Project developer Ameresco is also looking into emerging non-lithium manufacturers, publicizing one strategic relationship with zinc-bromine flow battery maker Redflow Limited. Ameresco will first incorporate Redflow’s 40-kWh four-battery enclosure on an existing customer site before using more flow batteries in long-duration storage setups. Doran Hole, CFO and EVP at Ameresco, said this type of pilot system is something the developer has been doing for years as it gets more comfortable with newer technologies.
“We have been deploying early-stage clean technologies for 23 years at Ameresco,” he said. “Once we are satisfied with a technology’s readiness for commercial deployment, we will typically look to pilot the product in a smaller installation prior to moving into large-scale deployment.
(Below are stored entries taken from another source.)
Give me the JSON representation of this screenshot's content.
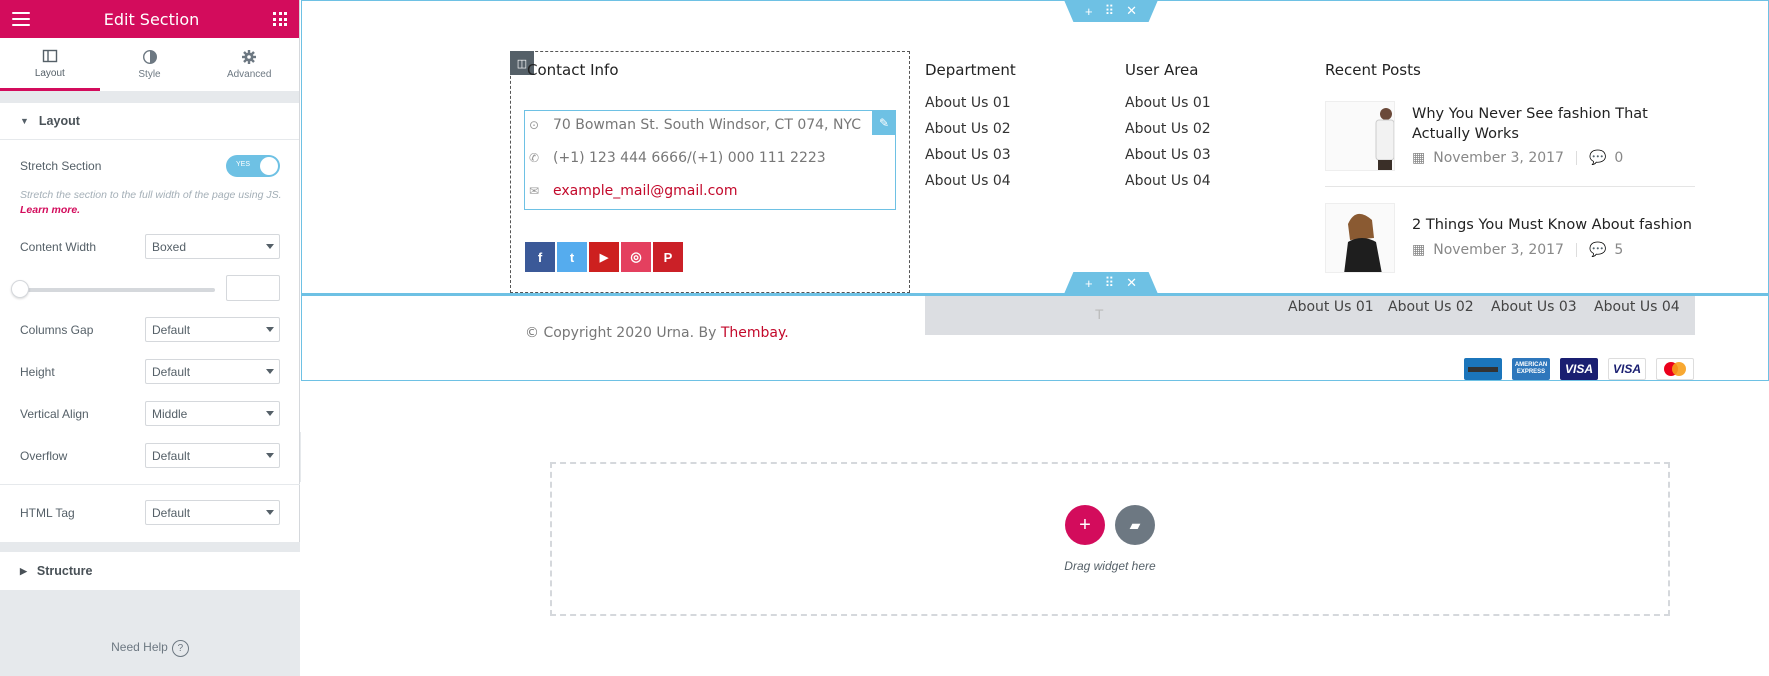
{
  "panel": {
    "title": "Edit Section",
    "tabs": [
      {
        "label": "Layout",
        "icon": "layout-icon"
      },
      {
        "label": "Style",
        "icon": "style-icon"
      },
      {
        "label": "Advanced",
        "icon": "gear-icon"
      }
    ],
    "layout_section": "Layout",
    "stretch_label": "Stretch Section",
    "stretch_toggle": "YES",
    "stretch_help": "Stretch the section to the full width of the page using JS.",
    "learn_more": "Learn more.",
    "content_width_label": "Content Width",
    "content_width_value": "Boxed",
    "columns_gap_label": "Columns Gap",
    "columns_gap_value": "Default",
    "height_label": "Height",
    "height_value": "Default",
    "vertical_align_label": "Vertical Align",
    "vertical_align_value": "Middle",
    "overflow_label": "Overflow",
    "overflow_value": "Default",
    "html_tag_label": "HTML Tag",
    "html_tag_value": "Default",
    "structure_section": "Structure",
    "need_help": "Need Help"
  },
  "footer": {
    "contact": {
      "heading": "Contact Info",
      "address": "70 Bowman St. South Windsor, CT 074, NYC",
      "phone": "(+1) 123 444 6666/(+1) 000 111 2223",
      "email": "example_mail@gmail.com",
      "social": [
        {
          "name": "facebook",
          "glyph": "f",
          "color": "#3b5998"
        },
        {
          "name": "twitter",
          "glyph": "t",
          "color": "#55acee"
        },
        {
          "name": "youtube",
          "glyph": "▶",
          "color": "#cd201f"
        },
        {
          "name": "instagram",
          "glyph": "◎",
          "color": "#e4405f"
        },
        {
          "name": "pinterest",
          "glyph": "P",
          "color": "#cb2027"
        }
      ]
    },
    "department": {
      "heading": "Department",
      "links": [
        "About Us 01",
        "About Us 02",
        "About Us 03",
        "About Us 04"
      ]
    },
    "user_area": {
      "heading": "User Area",
      "links": [
        "About Us 01",
        "About Us 02",
        "About Us 03",
        "About Us 04"
      ]
    },
    "recent_posts": {
      "heading": "Recent Posts",
      "posts": [
        {
          "title_line1": "Why You Never See fashion That",
          "title_line2": "Actually Works",
          "date": "November 3, 2017",
          "comments": "0"
        },
        {
          "title_line1": "2 Things You Must Know About fashion",
          "title_line2": "",
          "date": "November 3, 2017",
          "comments": "5"
        }
      ]
    },
    "copyright_text": "© Copyright 2020 Urna. By ",
    "copyright_link": "Thembay.",
    "bottom_links": [
      "About Us 01",
      "About Us 02",
      "About Us 03",
      "About Us 04"
    ],
    "payments": [
      {
        "name": "generic-card",
        "label": "",
        "color": "#1b75bb"
      },
      {
        "name": "american-express",
        "label": "AMERICAN EXPRESS",
        "color": "#2e77bc"
      },
      {
        "name": "visa-dark",
        "label": "VISA",
        "color": "#1a1f71"
      },
      {
        "name": "visa-light",
        "label": "VISA",
        "color": "#ffffff"
      },
      {
        "name": "mastercard",
        "label": "MasterCard",
        "color": "#ffffff"
      }
    ]
  },
  "drop_zone": {
    "text": "Drag widget here"
  },
  "colors": {
    "brand": "#d30c5c",
    "editor_blue": "#6ec1e4",
    "link_red": "#c3092b"
  }
}
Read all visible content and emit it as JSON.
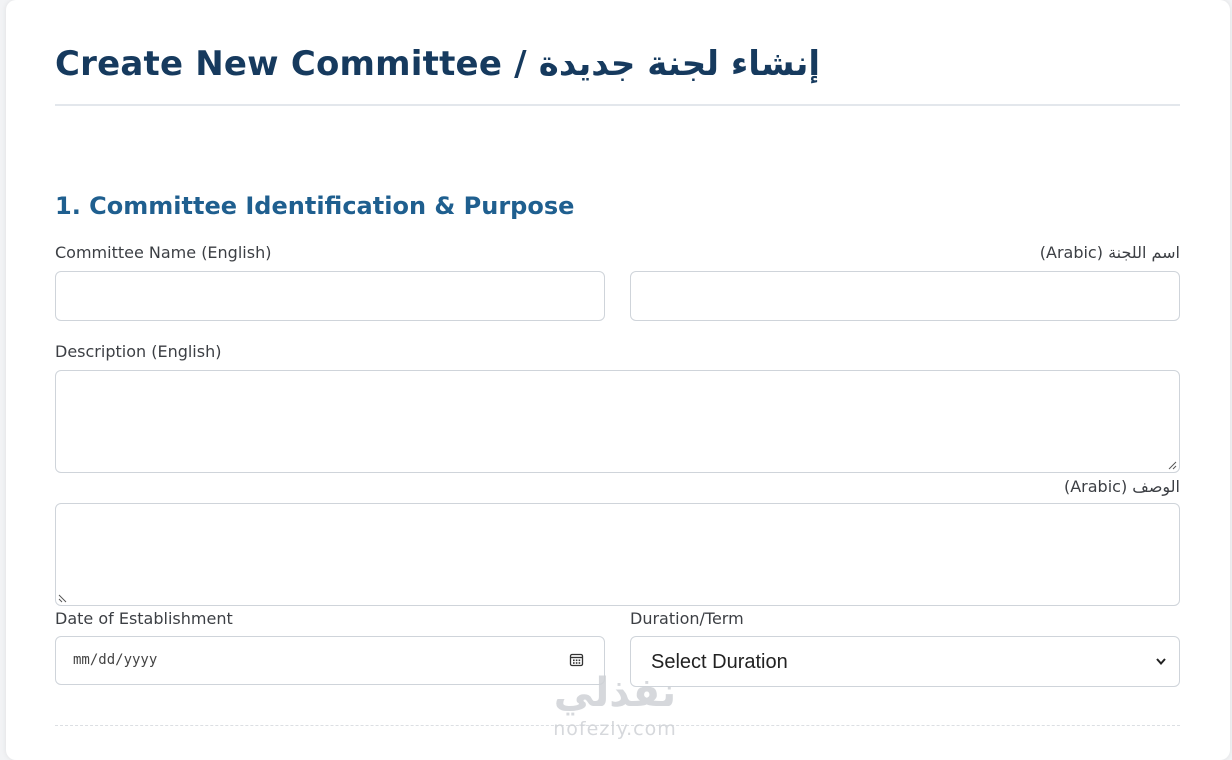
{
  "header": {
    "title": "Create New Committee / إنشاء لجنة جديدة"
  },
  "section1": {
    "title": "1. Committee Identification & Purpose",
    "name_en_label": "Committee Name (English)",
    "name_ar_label": "اسم اللجنة (Arabic)",
    "name_en_value": "",
    "name_ar_value": "",
    "desc_en_label": "Description (English)",
    "desc_ar_label": "الوصف (Arabic)",
    "desc_en_value": "",
    "desc_ar_value": "",
    "date_label": "Date of Establishment",
    "date_placeholder": "mm/dd/yyyy",
    "duration_label": "Duration/Term",
    "duration_selected": "Select Duration"
  },
  "watermark": {
    "arabic": "نفذلي",
    "latin": "nofezly.com"
  },
  "colors": {
    "title": "#163a5e",
    "section_title": "#1f5f8f",
    "input_border": "#cfd4da"
  },
  "icons": {
    "calendar": "calendar-icon",
    "dropdown": "chevron-down-icon"
  }
}
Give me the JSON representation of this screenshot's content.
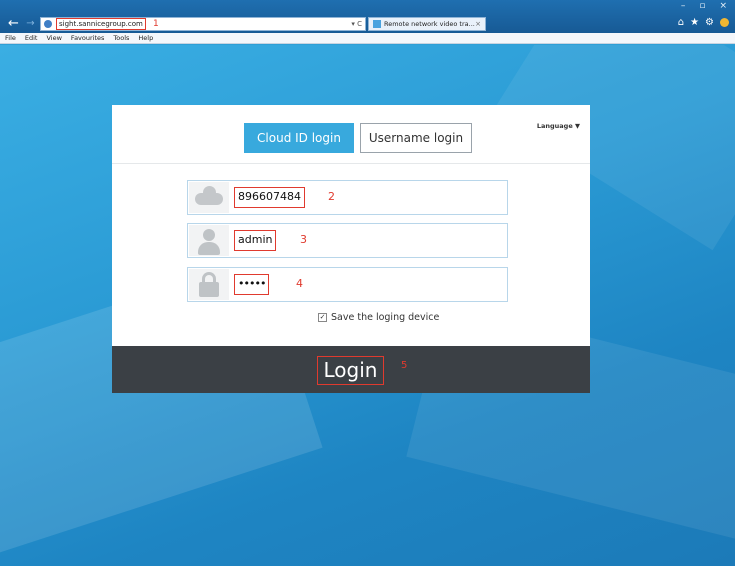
{
  "browser": {
    "address_url": "sight.sannicegroup.com",
    "address_annotation": "1",
    "address_controls": "▾ C",
    "tab_title": "Remote network video tra...",
    "tab_close": "×",
    "window_controls": [
      "–",
      "▫",
      "×"
    ],
    "menu": [
      "File",
      "Edit",
      "View",
      "Favourites",
      "Tools",
      "Help"
    ]
  },
  "login": {
    "tabs": {
      "cloud": "Cloud ID login",
      "username": "Username login"
    },
    "language_label": "Language ▼",
    "fields": {
      "cloud_id": {
        "value": "896607484",
        "annotation": "2"
      },
      "username": {
        "value": "admin",
        "annotation": "3"
      },
      "password": {
        "value": "•••••",
        "annotation": "4"
      }
    },
    "save_label": "Save the loging device",
    "save_checked": true,
    "login_button": "Login",
    "login_annotation": "5"
  },
  "colors": {
    "accent": "#38a9dd",
    "annotation_red": "#e03a2e",
    "login_bar": "#3b4045"
  }
}
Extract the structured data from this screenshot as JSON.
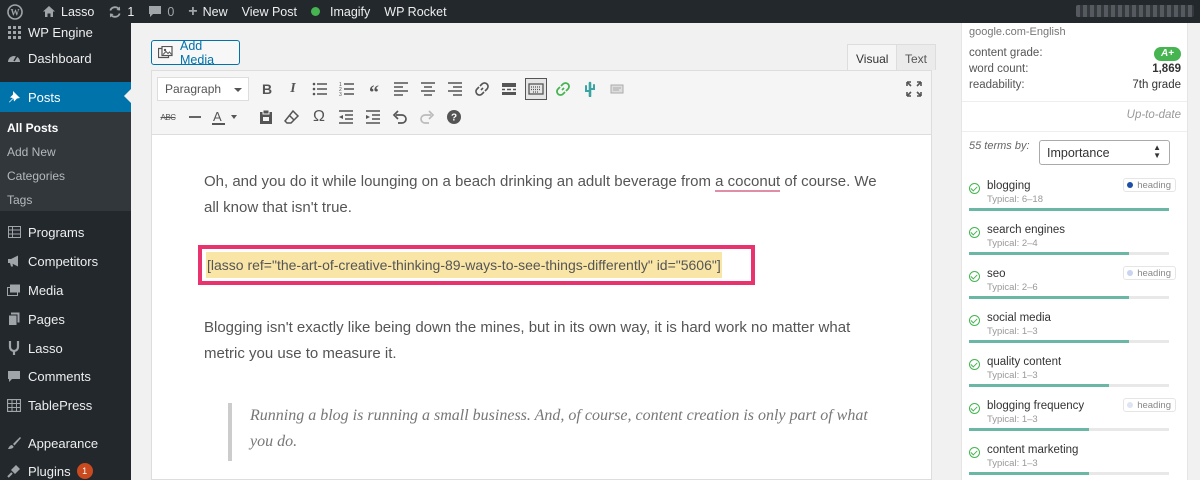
{
  "adminbar": {
    "site_name": "Lasso",
    "updates_count": "1",
    "comments_count": "0",
    "new_label": "New",
    "view_post_label": "View Post",
    "imagify_label": "Imagify",
    "rocket_label": "WP Rocket",
    "status_color": "#46b450"
  },
  "sidebar": {
    "items": [
      {
        "label": "WP Engine",
        "icon": "grid-icon"
      },
      {
        "label": "Dashboard",
        "icon": "gauge-icon"
      },
      {
        "label": "Posts",
        "icon": "pin-icon"
      },
      {
        "label": "Programs",
        "icon": "table-icon"
      },
      {
        "label": "Competitors",
        "icon": "megaphone-icon"
      },
      {
        "label": "Media",
        "icon": "media-icon"
      },
      {
        "label": "Pages",
        "icon": "pages-icon"
      },
      {
        "label": "Lasso",
        "icon": "lasso-icon"
      },
      {
        "label": "Comments",
        "icon": "comment-icon"
      },
      {
        "label": "TablePress",
        "icon": "tablepress-icon"
      },
      {
        "label": "Appearance",
        "icon": "brush-icon"
      },
      {
        "label": "Plugins",
        "icon": "plug-icon"
      }
    ],
    "submenu": [
      "All Posts",
      "Add New",
      "Categories",
      "Tags"
    ],
    "plugins_badge": "1",
    "active_color": "#0073aa"
  },
  "editor": {
    "add_media_label": "Add Media",
    "tab_visual": "Visual",
    "tab_text": "Text",
    "format_value": "Paragraph",
    "paragraph1_before": "Oh, and you do it while lounging on a beach drinking an adult beverage from ",
    "paragraph1_misspelled": "a coconut",
    "paragraph1_after": " of course. We all know that isn't true.",
    "shortcode": "[lasso ref=\"the-art-of-creative-thinking-89-ways-to-see-things-differently\" id=\"5606\"]",
    "paragraph2": "Blogging isn't exactly like being down the mines, but in its own way, it is hard work no matter what metric you use to measure it.",
    "quote": "Running a blog is running a small business. And, of course, content creation is only part of what you do.",
    "highlight_color": "#e8336e"
  },
  "seo_panel": {
    "domain": "google.com-English",
    "content_grade_label": "content grade:",
    "content_grade_value": "A+",
    "word_count_label": "word count:",
    "word_count_value": "1,869",
    "readability_label": "readability:",
    "readability_value": "7th grade",
    "status": "Up-to-date",
    "terms_count_label": "55 terms by:",
    "sort_value": "Importance",
    "terms": [
      {
        "name": "blogging",
        "typical": "Typical: 6–18",
        "badge": "heading",
        "badge_dot": "#1e4fa8",
        "fill": 1.0
      },
      {
        "name": "search engines",
        "typical": "Typical: 2–4",
        "badge": "",
        "badge_dot": "",
        "fill": 0.8
      },
      {
        "name": "seo",
        "typical": "Typical: 2–6",
        "badge": "heading",
        "badge_dot": "#c9d4f0",
        "fill": 0.8
      },
      {
        "name": "social media",
        "typical": "Typical: 1–3",
        "badge": "",
        "badge_dot": "",
        "fill": 0.8
      },
      {
        "name": "quality content",
        "typical": "Typical: 1–3",
        "badge": "",
        "badge_dot": "",
        "fill": 0.7
      },
      {
        "name": "blogging frequency",
        "typical": "Typical: 1–3",
        "badge": "heading",
        "badge_dot": "#dde5f2",
        "fill": 0.6
      },
      {
        "name": "content marketing",
        "typical": "Typical: 1–3",
        "badge": "",
        "badge_dot": "",
        "fill": 0.6
      }
    ]
  }
}
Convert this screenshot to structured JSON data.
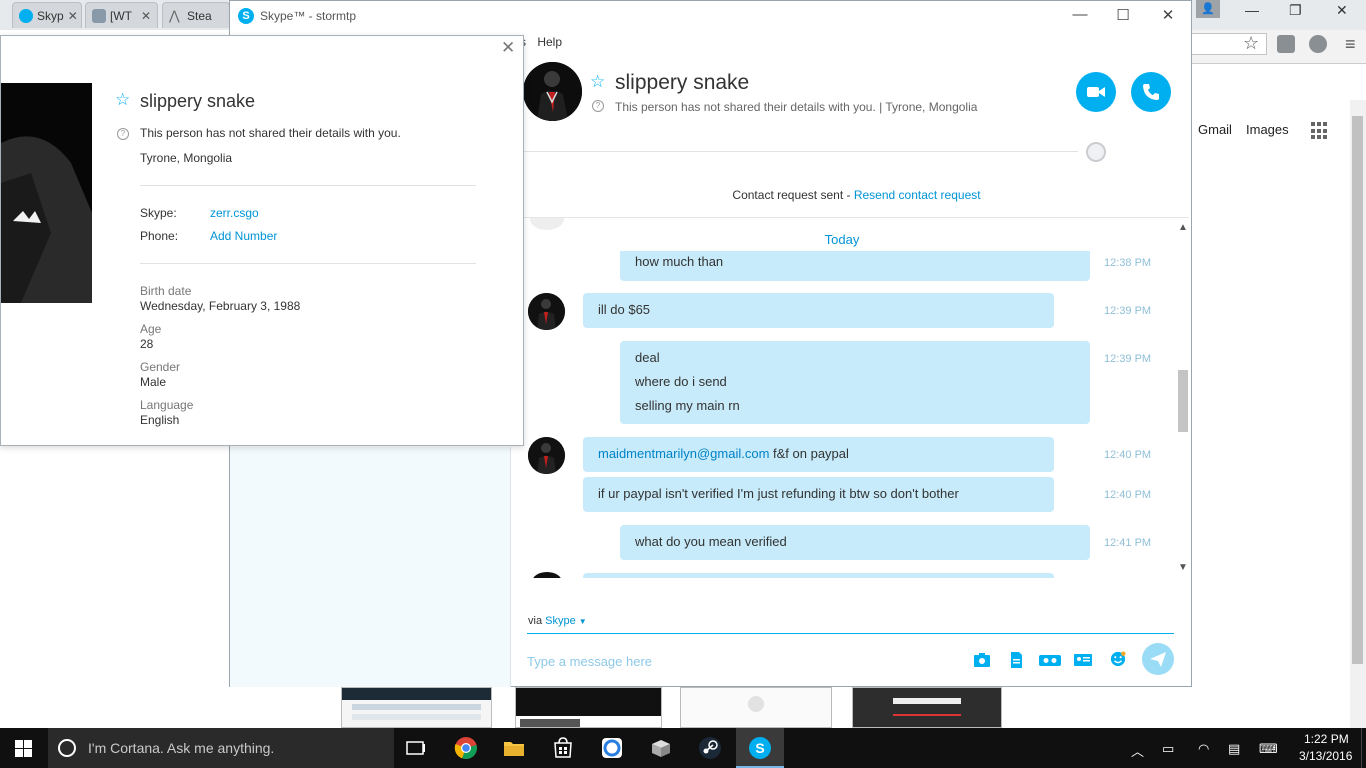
{
  "browser": {
    "tabs": [
      {
        "label": "Skyp",
        "icon": "skype-icon",
        "color": "#00aff0"
      },
      {
        "label": "[WT",
        "icon": "shield-icon",
        "color": "#8899aa"
      },
      {
        "label": "Stea",
        "icon": "steam-icon",
        "color": "#666666"
      }
    ],
    "gmail": "Gmail",
    "images": "Images"
  },
  "skype": {
    "window_title": "Skype™ - stormtp",
    "menu": [
      "s",
      "Help"
    ],
    "accent": "#00aff0",
    "conversation": {
      "name": "slippery snake",
      "subtitle": "This person has not shared their details with you.  |  Tyrone, Mongolia",
      "contact_request": "Contact request sent - ",
      "resend_link": "Resend contact request",
      "today_label": "Today"
    },
    "messages": [
      {
        "id": "m1",
        "lines": [
          "how much than"
        ],
        "time": "12:38 PM",
        "from": "me"
      },
      {
        "id": "m2",
        "lines": [
          "ill do $65"
        ],
        "time": "12:39 PM",
        "from": "them"
      },
      {
        "id": "m3",
        "lines": [
          "deal",
          "where do i send",
          "selling my main rn"
        ],
        "time": "12:39 PM",
        "from": "me"
      },
      {
        "id": "m4",
        "link": "maidmentmarilyn@gmail.com",
        "text": " f&f on paypal",
        "time": "12:40 PM",
        "from": "them"
      },
      {
        "id": "m5",
        "lines": [
          "if ur paypal isn't verified I'm just refunding it btw so don't bother"
        ],
        "time": "12:40 PM",
        "from": "them"
      },
      {
        "id": "m6",
        "lines": [
          "what do you mean verified"
        ],
        "time": "12:41 PM",
        "from": "me"
      }
    ],
    "composer": {
      "via": "via ",
      "via_link": "Skype",
      "placeholder": "Type a message here"
    }
  },
  "contact_card": {
    "name": "slippery snake",
    "privacy_note": "This person has not shared their details with you.",
    "location": "Tyrone, Mongolia",
    "skype_label": "Skype:",
    "skype_value": "zerr.csgo",
    "phone_label": "Phone:",
    "phone_value": "Add Number",
    "birth_label": "Birth date",
    "birth_value": "Wednesday, February 3, 1988",
    "age_label": "Age",
    "age_value": "28",
    "gender_label": "Gender",
    "gender_value": "Male",
    "language_label": "Language",
    "language_value": "English"
  },
  "taskbar": {
    "cortana_placeholder": "I'm Cortana. Ask me anything.",
    "time": "1:22 PM",
    "date": "3/13/2016"
  }
}
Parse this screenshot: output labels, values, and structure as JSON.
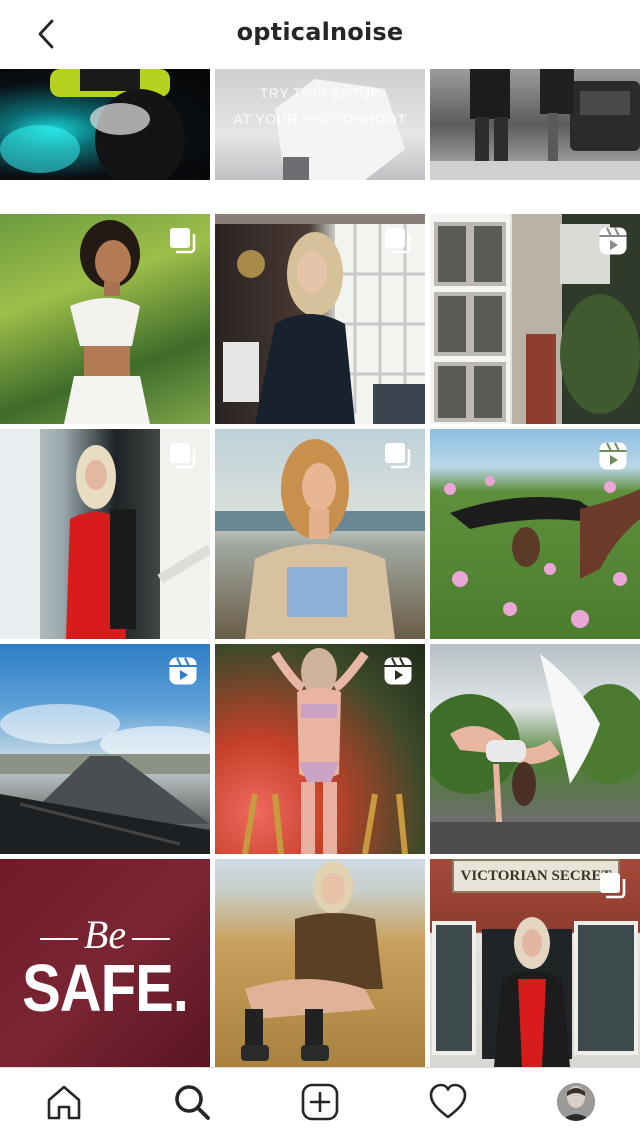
{
  "header": {
    "title": "opticalnoise",
    "back_icon": "chevron-left-icon"
  },
  "grid": {
    "tiles": [
      {
        "name": "tile-smoke-helmet",
        "badge": "none"
      },
      {
        "name": "tile-try-setup",
        "badge": "none",
        "text_line1": "TRY THIS SETUP",
        "text_line2": "AT YOUR PHOTOSHOOT"
      },
      {
        "name": "tile-couple-truck",
        "badge": "none"
      },
      {
        "name": "tile-woman-white-top",
        "badge": "carousel"
      },
      {
        "name": "tile-woman-doorway",
        "badge": "carousel"
      },
      {
        "name": "tile-window-frame",
        "badge": "reel"
      },
      {
        "name": "tile-woman-red-dress-mirror",
        "badge": "carousel"
      },
      {
        "name": "tile-woman-fur-coat",
        "badge": "carousel"
      },
      {
        "name": "tile-backbend-flowers",
        "badge": "reel"
      },
      {
        "name": "tile-road-windshield",
        "badge": "reel"
      },
      {
        "name": "tile-woman-bikini",
        "badge": "reel"
      },
      {
        "name": "tile-dancer-leap",
        "badge": "none"
      },
      {
        "name": "tile-be-safe",
        "badge": "none",
        "text_be": "Be",
        "text_safe": "SAFE."
      },
      {
        "name": "tile-woman-sitting-sand",
        "badge": "none"
      },
      {
        "name": "tile-victorian-secret",
        "badge": "carousel",
        "sign_text": "VICTORIAN SECRET"
      }
    ]
  },
  "tabbar": {
    "items": [
      {
        "name": "home",
        "icon": "home-icon"
      },
      {
        "name": "search",
        "icon": "search-icon",
        "active": true
      },
      {
        "name": "create",
        "icon": "add-post-icon"
      },
      {
        "name": "activity",
        "icon": "heart-icon"
      },
      {
        "name": "profile",
        "icon": "avatar"
      }
    ]
  },
  "colors": {
    "text": "#262626",
    "divider": "#dbdbdb",
    "background": "#ffffff"
  }
}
This is usually well-suited for the vendor, as we’ll look to synchronize the expansion of our deployments with the expansion of manufacturing capacity.”
Solar and storage developers are open to exploring all battery options instead of defaulting to tried-and-true lithium, an effort that is a win for supply chains and clean energy deployment overall.
“I’m thrilled to have gone through the last decade and COVID and still be standing and getting this attention back from these larger utilities and large integrators,” UEP’s Augustus said. “We can make something domestically using a largely domestic supply chain that’s nontoxic, low cost. There will be more than one chemistry in the market that takes the space.”